I tried with the Euler substitution.I wrote that $\sqrt{x^{2}+x+1}=x+t$ and I got $x=\frac{t^{2}-1}{1-2t}$.I replaced this x in the initial integral and also I replaced dx with x' but I get an ugly result.

The same I get for $$\int \frac{1}{1+\sqrt{x^{2}+2x+2}}dx$$

For the second integral I get $x=\frac{t^{2}-2}{2-2t}$ but when I replace x in the integral I get some ugly result.
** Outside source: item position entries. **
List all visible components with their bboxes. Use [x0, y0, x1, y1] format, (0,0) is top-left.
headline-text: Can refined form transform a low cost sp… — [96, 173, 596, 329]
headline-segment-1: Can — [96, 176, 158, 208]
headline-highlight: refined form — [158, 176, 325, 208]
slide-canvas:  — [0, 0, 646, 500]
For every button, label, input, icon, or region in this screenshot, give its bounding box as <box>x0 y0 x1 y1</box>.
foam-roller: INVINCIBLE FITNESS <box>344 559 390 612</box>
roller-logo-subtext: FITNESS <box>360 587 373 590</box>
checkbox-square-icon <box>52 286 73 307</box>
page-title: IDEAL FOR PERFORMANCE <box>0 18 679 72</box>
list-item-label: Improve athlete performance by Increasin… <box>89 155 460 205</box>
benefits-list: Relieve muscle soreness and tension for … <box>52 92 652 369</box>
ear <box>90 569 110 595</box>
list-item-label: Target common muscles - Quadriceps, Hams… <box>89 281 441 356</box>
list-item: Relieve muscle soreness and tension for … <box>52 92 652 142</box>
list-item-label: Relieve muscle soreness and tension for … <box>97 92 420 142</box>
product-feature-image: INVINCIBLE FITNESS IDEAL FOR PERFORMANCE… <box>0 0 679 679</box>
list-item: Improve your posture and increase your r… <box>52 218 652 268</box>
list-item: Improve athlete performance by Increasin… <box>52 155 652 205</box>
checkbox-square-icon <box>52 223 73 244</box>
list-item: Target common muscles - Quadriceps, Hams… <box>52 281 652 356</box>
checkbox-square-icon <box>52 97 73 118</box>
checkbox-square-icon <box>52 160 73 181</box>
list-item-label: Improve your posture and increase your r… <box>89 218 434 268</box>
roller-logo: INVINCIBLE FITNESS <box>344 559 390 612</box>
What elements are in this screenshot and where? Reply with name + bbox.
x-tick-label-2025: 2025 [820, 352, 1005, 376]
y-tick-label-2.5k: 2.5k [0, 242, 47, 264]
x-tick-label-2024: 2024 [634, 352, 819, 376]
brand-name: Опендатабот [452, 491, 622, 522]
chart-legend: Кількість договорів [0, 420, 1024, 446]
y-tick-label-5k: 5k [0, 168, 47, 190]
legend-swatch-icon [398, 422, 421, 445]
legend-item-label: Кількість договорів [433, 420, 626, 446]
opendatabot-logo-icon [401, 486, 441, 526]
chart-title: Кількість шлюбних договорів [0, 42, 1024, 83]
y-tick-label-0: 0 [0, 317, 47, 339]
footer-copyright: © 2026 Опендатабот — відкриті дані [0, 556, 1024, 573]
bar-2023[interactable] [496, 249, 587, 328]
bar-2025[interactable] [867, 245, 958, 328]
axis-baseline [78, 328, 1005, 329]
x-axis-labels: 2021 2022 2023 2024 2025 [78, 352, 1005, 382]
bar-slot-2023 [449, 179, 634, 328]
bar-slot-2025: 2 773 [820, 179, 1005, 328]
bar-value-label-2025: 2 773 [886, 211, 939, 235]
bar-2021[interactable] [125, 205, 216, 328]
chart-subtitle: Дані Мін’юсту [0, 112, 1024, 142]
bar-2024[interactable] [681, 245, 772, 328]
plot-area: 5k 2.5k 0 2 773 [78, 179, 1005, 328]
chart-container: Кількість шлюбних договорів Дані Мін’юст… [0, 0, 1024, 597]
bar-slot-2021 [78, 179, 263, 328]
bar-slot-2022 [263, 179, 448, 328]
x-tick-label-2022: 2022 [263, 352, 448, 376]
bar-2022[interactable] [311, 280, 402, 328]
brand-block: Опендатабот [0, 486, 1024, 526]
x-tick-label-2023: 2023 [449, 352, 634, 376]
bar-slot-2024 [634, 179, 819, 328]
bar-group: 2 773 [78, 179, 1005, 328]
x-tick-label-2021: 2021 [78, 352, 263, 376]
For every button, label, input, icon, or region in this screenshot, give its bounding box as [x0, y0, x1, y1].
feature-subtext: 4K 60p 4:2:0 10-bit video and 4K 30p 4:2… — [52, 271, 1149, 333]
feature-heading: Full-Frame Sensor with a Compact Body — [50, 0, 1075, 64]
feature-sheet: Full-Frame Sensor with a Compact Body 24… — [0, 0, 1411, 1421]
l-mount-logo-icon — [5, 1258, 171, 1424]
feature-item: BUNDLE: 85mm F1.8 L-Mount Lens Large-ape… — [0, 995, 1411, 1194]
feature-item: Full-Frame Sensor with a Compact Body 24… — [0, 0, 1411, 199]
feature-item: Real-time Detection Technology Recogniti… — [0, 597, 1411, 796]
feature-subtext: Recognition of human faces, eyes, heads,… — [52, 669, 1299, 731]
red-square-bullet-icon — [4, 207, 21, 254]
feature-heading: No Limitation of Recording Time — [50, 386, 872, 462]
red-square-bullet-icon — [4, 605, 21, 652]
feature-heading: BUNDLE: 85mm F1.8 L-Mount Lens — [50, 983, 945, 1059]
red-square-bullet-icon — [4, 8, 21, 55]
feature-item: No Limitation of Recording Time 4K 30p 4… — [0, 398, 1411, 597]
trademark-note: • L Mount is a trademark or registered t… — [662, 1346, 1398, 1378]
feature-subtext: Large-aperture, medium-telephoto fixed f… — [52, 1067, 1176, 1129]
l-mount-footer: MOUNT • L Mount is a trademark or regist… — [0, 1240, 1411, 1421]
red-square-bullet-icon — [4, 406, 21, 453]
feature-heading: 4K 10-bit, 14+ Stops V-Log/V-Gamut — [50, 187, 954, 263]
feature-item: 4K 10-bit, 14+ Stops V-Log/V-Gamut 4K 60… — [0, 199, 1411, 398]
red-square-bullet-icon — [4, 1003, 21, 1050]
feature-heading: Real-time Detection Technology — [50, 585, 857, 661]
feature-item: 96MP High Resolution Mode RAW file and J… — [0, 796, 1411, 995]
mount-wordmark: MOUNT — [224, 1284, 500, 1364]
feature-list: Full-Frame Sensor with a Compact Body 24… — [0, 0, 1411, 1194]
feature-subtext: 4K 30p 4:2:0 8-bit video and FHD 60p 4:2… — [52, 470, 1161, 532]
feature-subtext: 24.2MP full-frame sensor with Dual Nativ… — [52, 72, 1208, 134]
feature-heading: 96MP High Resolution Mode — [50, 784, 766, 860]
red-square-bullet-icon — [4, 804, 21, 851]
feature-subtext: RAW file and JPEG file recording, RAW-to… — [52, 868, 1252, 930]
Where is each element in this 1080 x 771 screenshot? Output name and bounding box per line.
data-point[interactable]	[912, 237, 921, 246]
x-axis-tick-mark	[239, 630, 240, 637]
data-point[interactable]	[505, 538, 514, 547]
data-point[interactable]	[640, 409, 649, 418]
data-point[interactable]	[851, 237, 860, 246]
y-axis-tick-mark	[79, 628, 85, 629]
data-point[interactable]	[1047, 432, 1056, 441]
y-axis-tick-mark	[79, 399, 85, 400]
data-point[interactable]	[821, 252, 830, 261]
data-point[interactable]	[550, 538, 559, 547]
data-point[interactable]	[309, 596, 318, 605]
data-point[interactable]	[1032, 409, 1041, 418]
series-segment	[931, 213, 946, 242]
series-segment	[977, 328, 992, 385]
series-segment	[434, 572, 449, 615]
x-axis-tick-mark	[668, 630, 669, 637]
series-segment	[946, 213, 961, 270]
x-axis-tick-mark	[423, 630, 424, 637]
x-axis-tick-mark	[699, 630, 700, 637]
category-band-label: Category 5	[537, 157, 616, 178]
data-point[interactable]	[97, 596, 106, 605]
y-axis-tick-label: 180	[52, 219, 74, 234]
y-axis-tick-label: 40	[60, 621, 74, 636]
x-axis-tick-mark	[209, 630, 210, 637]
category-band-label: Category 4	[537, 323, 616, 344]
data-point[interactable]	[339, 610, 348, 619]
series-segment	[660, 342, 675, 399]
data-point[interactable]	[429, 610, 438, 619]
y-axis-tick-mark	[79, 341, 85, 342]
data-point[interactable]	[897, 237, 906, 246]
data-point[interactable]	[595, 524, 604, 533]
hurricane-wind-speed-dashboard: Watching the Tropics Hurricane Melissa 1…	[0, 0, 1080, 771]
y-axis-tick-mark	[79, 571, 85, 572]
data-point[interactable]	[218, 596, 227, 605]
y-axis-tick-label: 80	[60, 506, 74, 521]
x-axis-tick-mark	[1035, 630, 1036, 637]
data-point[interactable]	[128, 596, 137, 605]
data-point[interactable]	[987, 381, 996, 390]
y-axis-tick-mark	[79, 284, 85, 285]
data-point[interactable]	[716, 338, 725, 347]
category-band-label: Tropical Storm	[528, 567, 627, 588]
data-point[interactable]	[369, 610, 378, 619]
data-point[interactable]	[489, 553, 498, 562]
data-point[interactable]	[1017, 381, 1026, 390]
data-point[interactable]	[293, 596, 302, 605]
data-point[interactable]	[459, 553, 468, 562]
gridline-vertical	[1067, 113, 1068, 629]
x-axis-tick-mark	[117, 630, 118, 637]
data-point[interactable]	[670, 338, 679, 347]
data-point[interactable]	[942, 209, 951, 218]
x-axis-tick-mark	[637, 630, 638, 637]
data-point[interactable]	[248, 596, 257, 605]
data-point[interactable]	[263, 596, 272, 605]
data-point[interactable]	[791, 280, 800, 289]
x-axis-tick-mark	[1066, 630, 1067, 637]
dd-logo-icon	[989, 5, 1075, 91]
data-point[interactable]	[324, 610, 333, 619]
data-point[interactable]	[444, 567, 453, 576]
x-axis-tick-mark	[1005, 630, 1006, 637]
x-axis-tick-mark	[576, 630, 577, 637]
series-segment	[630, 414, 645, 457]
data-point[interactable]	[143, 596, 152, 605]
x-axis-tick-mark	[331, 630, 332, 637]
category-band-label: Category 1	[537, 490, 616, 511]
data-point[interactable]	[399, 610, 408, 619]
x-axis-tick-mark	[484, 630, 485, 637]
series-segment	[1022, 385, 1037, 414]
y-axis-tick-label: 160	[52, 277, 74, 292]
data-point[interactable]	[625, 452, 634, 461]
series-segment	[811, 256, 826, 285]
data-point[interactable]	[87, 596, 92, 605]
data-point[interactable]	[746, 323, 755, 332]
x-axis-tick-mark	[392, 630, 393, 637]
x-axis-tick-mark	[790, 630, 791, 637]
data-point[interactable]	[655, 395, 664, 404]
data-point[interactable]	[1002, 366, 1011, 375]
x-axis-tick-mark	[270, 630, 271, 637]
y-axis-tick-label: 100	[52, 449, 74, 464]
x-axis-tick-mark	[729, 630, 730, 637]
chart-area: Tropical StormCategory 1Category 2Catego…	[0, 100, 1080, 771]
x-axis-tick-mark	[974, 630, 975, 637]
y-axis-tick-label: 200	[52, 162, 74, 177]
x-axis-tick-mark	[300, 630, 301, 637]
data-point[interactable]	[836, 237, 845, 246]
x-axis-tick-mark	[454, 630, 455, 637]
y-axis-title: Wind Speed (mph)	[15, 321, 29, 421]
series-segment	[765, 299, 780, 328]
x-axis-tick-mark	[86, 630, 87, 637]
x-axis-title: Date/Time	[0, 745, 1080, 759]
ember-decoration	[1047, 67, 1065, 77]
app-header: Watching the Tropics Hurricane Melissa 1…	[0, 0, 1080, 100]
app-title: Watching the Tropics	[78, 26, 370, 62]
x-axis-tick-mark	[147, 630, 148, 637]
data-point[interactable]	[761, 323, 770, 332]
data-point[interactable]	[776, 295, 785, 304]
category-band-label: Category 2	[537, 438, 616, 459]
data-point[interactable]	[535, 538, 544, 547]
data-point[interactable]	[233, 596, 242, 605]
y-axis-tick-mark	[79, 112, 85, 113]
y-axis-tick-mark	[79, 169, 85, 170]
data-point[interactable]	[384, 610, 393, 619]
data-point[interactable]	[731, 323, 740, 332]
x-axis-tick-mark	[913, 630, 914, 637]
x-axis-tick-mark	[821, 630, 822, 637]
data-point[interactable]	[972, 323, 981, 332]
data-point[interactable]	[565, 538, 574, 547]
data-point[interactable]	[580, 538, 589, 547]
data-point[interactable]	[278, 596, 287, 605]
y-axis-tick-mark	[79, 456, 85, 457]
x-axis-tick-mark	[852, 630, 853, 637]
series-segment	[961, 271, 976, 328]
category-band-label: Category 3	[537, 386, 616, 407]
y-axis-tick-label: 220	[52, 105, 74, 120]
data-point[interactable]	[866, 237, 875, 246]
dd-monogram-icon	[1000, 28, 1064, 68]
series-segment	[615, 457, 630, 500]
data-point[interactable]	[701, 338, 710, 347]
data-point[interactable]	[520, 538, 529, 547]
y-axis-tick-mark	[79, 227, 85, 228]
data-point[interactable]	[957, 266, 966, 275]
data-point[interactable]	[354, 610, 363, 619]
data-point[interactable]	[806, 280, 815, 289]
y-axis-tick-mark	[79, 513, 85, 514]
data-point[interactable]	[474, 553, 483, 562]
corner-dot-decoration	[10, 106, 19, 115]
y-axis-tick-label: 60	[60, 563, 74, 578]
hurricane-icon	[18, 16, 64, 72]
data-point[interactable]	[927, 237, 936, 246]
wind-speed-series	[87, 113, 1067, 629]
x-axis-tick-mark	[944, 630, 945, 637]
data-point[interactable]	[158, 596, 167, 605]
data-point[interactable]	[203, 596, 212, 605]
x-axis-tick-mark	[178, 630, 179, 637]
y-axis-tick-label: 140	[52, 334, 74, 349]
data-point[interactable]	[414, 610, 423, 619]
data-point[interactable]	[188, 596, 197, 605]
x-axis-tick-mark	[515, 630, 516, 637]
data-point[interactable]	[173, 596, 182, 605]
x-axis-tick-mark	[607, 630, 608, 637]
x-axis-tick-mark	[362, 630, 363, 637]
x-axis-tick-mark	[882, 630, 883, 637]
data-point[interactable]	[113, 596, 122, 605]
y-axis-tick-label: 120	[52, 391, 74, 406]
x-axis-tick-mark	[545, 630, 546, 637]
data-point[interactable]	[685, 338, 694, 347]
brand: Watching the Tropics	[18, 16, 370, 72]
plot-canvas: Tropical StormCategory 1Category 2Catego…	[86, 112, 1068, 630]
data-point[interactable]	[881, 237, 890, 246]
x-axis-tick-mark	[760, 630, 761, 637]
How to approach these integrals?

Answer 1

Using Euler substitution as you did, I suppose that you did not simplify enougth since $$ \frac{dx}{(1+x)\sqrt{x^{2}+x+1}}=-2\frac{ \text{sgn}(1-2 t)}{(t-2) t}\,dt$$

Answer 2

A simpler method for $I_1$ is to take $$x+1=1/t \implies dx= -t^{-2}dt \implies I_1= \int \frac{-dt}{\sqrt{t^2-t+1}}=\sinh ^{-1} \frac{3t-1}{\sqrt{3}}= \sinh^{-1} \frac{2-x}{\sqrt{3}(x+1)}+C$$

Answer 3

For the first integral make the substitutions $$x+\frac{1}{2}=\frac{\sqrt 3}{2}\tan t$$and then $$u=\tan \ (\frac {t}{2})$$. For the second integral make the substitution $x+1=\tan t$